Help For Gardens Under Glass (or Plastic)
So, you want a greenhouse. Well, don’t expect to take a vacation anytime soon. Greenhouses demand daily attention.
Many years ago, I moved to SoHo in downtown Manhattan. Friends and I rented an 8,000 square foot loft on the top floor of a six-story light-manufacturing building. I was all set to garden!
That garden was all in containers on the roof. I also wanted to fulfill a dream I had for many years – to have a greenhouse. I built a 16 x 20 foot wood frame and plastic film structure over a skylight. In those days before Craig’s list, all you had to do to get just about anything was either go around on trash day, or ask people if they knew anyone who might be getting rid of, say, a spiral staircase. I found one and installed it under the skylight opening; and that’s how I would enter the greenhouse from below.
Having a greenhouse is a major undertaking. Besides the building, you need a lot of equipment – things I could not find in the garbage, or from friends of friends.
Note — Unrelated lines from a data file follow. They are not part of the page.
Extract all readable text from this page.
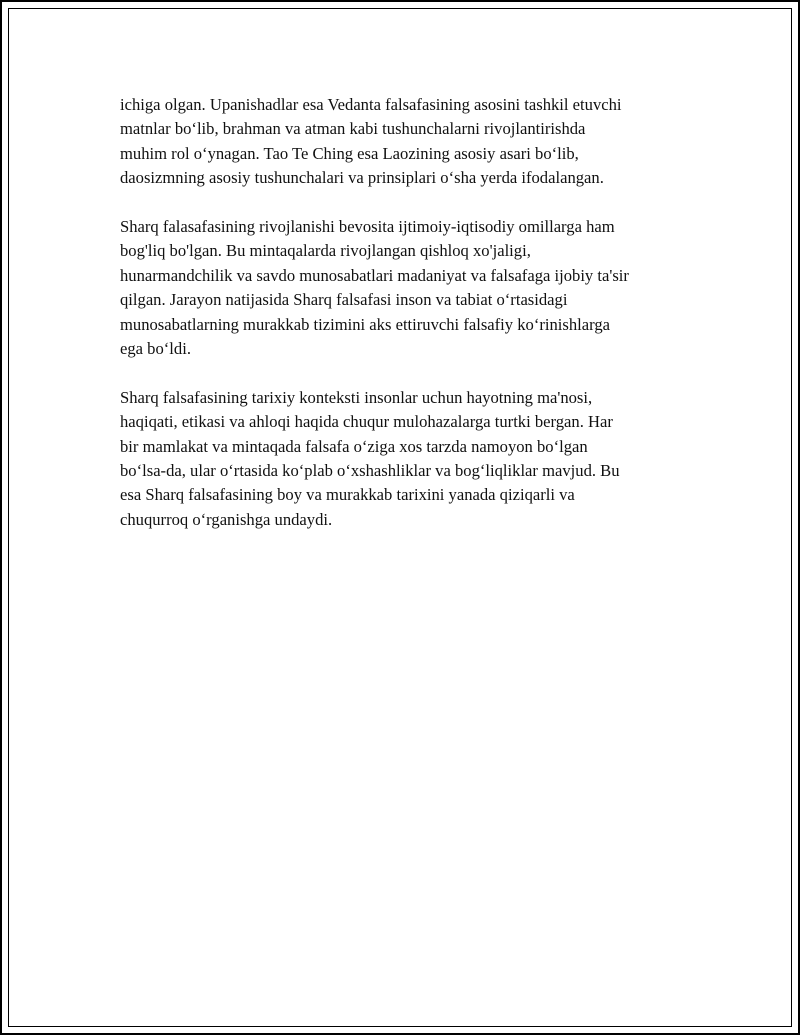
ichiga olgan. Upanishadlar esa Vedanta falsafasining asosini tashkil etuvchi
matnlar boʻlib, brahman va atman kabi tushunchalarni rivojlantirishda
muhim rol oʻynagan. Tao Te Ching esa Laozining asosiy asari boʻlib,
daosizmning asosiy tushunchalari va prinsiplari oʻsha yerda ifodalangan.

Sharq falasafasining rivojlanishi bevosita ijtimoiy-iqtisodiy omillarga ham
bog'liq bo'lgan. Bu mintaqalarda rivojlangan qishloq xo'jaligi,
hunarmandchilik va savdo munosabatlari madaniyat va falsafaga ijobiy ta'sir
qilgan. Jarayon natijasida Sharq falsafasi inson va tabiat oʻrtasidagi
munosabatlarning murakkab tizimini aks ettiruvchi falsafiy koʻrinishlarga
ega boʻldi.

Sharq falsafasining tarixiy konteksti insonlar uchun hayotning ma'nosi,
haqiqati, etikasi va ahloqi haqida chuqur mulohazalarga turtki bergan. Har
bir mamlakat va mintaqada falsafa oʻziga xos tarzda namoyon boʻlgan
boʻlsa-da, ular oʻrtasida koʻplab oʻxshashliklar va bogʻliqliklar mavjud. Bu
esa Sharq falsafasining boy va murakkab tarixini yanada qiziqarli va
chuqurroq oʻrganishga undaydi.
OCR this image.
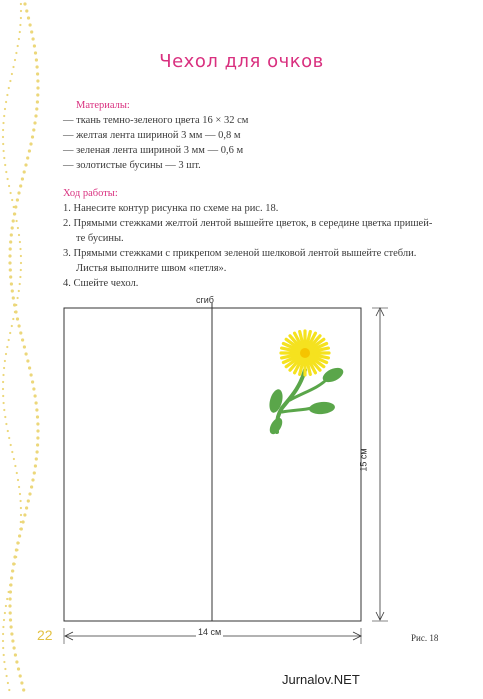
Чехол для очков
Материалы:
— ткань темно-зеленого цвета 16 × 32 см
— желтая лента шириной 3 мм — 0,8 м
— зеленая лента шириной 3 мм — 0,6 м
— золотистые бусины — 3 шт.
Ход работы:
1. Нанесите контур рисунка по схеме на рис. 18.
2. Прямыми стежками желтой лентой вышейте цветок, в середине цветка пришей-
те бусины.
3. Прямыми стежками с прикрепом зеленой шелковой лентой вышейте стебли.
Листья выполните швом «петля».
4. Сшейте чехол.
сгиб
14 см
15 см
22	Рис. 18
Jurnalov.NET
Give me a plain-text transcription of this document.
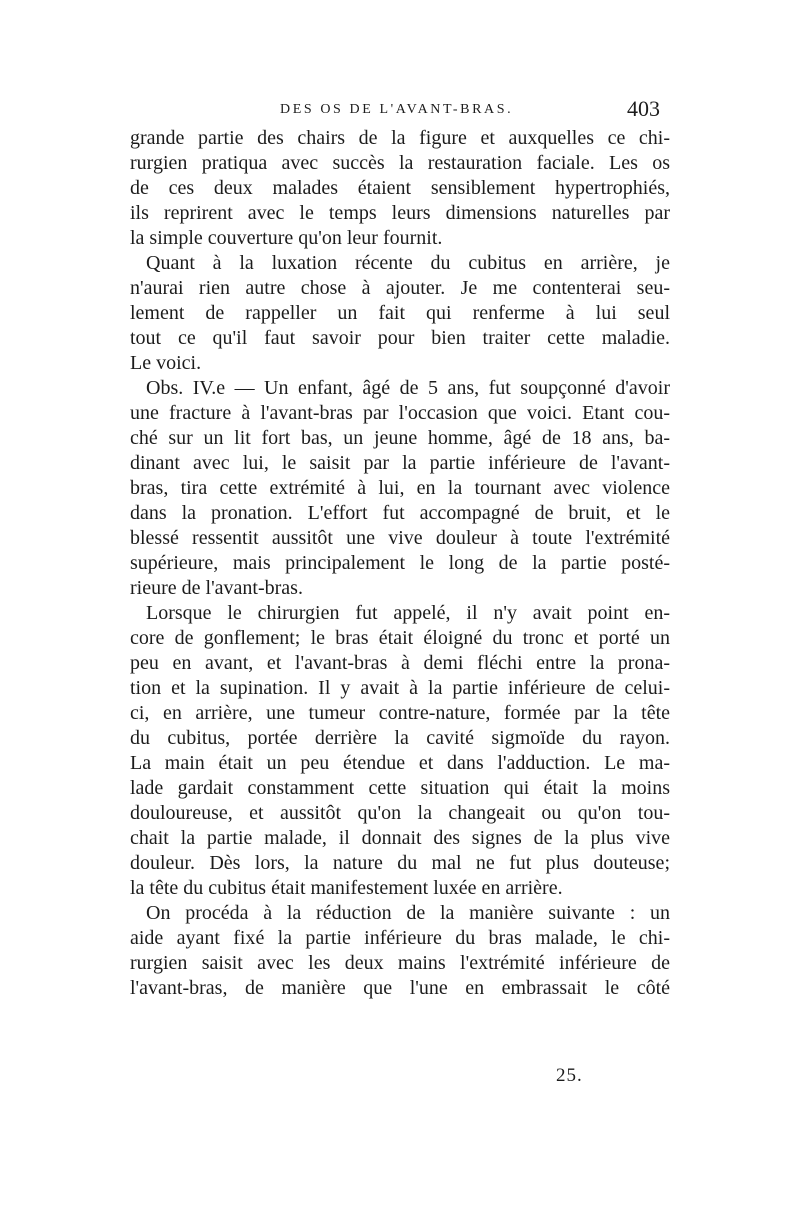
DES OS DE L'AVANT-BRAS.	403
grande partie des chairs de la figure et auxquelles ce chi-
rurgien pratiqua avec succès la restauration faciale. Les os
de ces deux malades étaient sensiblement hypertrophiés,
ils reprirent avec le temps leurs dimensions naturelles par
la simple couverture qu'on leur fournit.
Quant à la luxation récente du cubitus en arrière, je
n'aurai rien autre chose à ajouter. Je me contenterai seu-
lement de rappeller un fait qui renferme à lui seul
tout ce qu'il faut savoir pour bien traiter cette maladie.
Le voici.
Obs. IV.e — Un enfant, âgé de 5 ans, fut soupçonné d'avoir
une fracture à l'avant-bras par l'occasion que voici. Etant cou-
ché sur un lit fort bas, un jeune homme, âgé de 18 ans, ba-
dinant avec lui, le saisit par la partie inférieure de l'avant-
bras, tira cette extrémité à lui, en la tournant avec violence
dans la pronation. L'effort fut accompagné de bruit, et le
blessé ressentit aussitôt une vive douleur à toute l'extrémité
supérieure, mais principalement le long de la partie posté-
rieure de l'avant-bras.
Lorsque le chirurgien fut appelé, il n'y avait point en-
core de gonflement; le bras était éloigné du tronc et porté un
peu en avant, et l'avant-bras à demi fléchi entre la prona-
tion et la supination. Il y avait à la partie inférieure de celui-
ci, en arrière, une tumeur contre-nature, formée par la tête
du cubitus, portée derrière la cavité sigmoïde du rayon.
La main était un peu étendue et dans l'adduction. Le ma-
lade gardait constamment cette situation qui était la moins
douloureuse, et aussitôt qu'on la changeait ou qu'on tou-
chait la partie malade, il donnait des signes de la plus vive
douleur. Dès lors, la nature du mal ne fut plus douteuse;
la tête du cubitus était manifestement luxée en arrière.
On procéda à la réduction de la manière suivante : un
aide ayant fixé la partie inférieure du bras malade, le chi-
rurgien saisit avec les deux mains l'extrémité inférieure de
l'avant-bras, de manière que l'une en embrassait le côté
25.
Around the same time that I was expanding my passion into greenhouse plants, I found a new mail order company that had been founded by Charley Yaw, this week’s radio guest (right with his wife, Carol) for people like me: Charley’s Greenhouse and Garden supply. I got thermostats, misting devices, electric switches, vents and much more.
Today, Charley’s has a much bigger catalog and offers just about everything you need to build and maintain a greenhouse.
It was a lot of work to keep the greenhouse, but I did for ten years until I moved. Before I left, I put the word out that I had large outdoor containers, irrigation devices, planting medium, trees, perennials and shrubs. Every single thing was taken by local gardening groups like the Green Guerillas, and the Riker’s Island Prison horticultural rehabilitation project – even the greenhouse. I don’t know if I will ever have a greenhouse, again. I will have to be prepared to not take a vacation, but that’s OK – caring for the plants in a warm and humid environment in the dead of winter is pretty much like taking a trip to the tropics.